How Flyte Memoizes Task Executions on Data Catalog#
Flyte memoizes task executions by creating artifacts in DataCatalog and associating meta information regarding the execution with the artifact. Let’s walk through what happens when a task execution is cached on DataCatalog.
Every task instance is represented as a DataSet:
Dataset {
project: Flyte project the task was registered in
domain: Flyte domain for the task execution
name: flyte_task-<taskName>
version: <cache_version>-<hash(input params)>-<hash(output params)>
}
Every task execution is represented as an Artifact in the Dataset above:
Artifact {
id: uuid
Metadata: [executionName, executionVersion]

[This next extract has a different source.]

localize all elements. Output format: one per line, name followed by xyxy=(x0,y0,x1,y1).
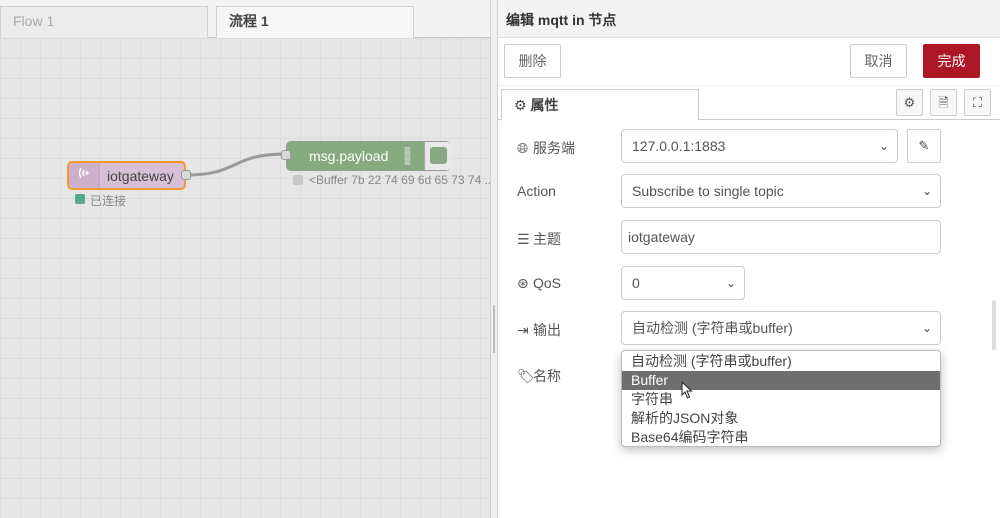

ArtifactData: [List of ArtifactData]
}
ArtifactData {
Name: <output-name>
value: <offloaded storage location of the literal>
}
To retrieve the Artifact, tag the Artifact with a hash of the input values for the memoized task execution:
ArtifactTag {
Name: flyte_cached-<unique hash of the input values>
}
When caching an execution, FlytePropeller will:
Create a dataset for the task.
Create an artifact that represents the execution, along with the artifact data that represents the execution output.
Tag the artifact with a unique hash of the input values.
To ensure that the task execution is memoized, Flyte Propeller will:
Compute the tag by computing the hash of the input.
Check if a tagged artifact exists with that hash.
If it exists, we have a cache hit and the Propeller can skip the task execution.
If an artifact is not associated with the tag, Propeller needs to run the task.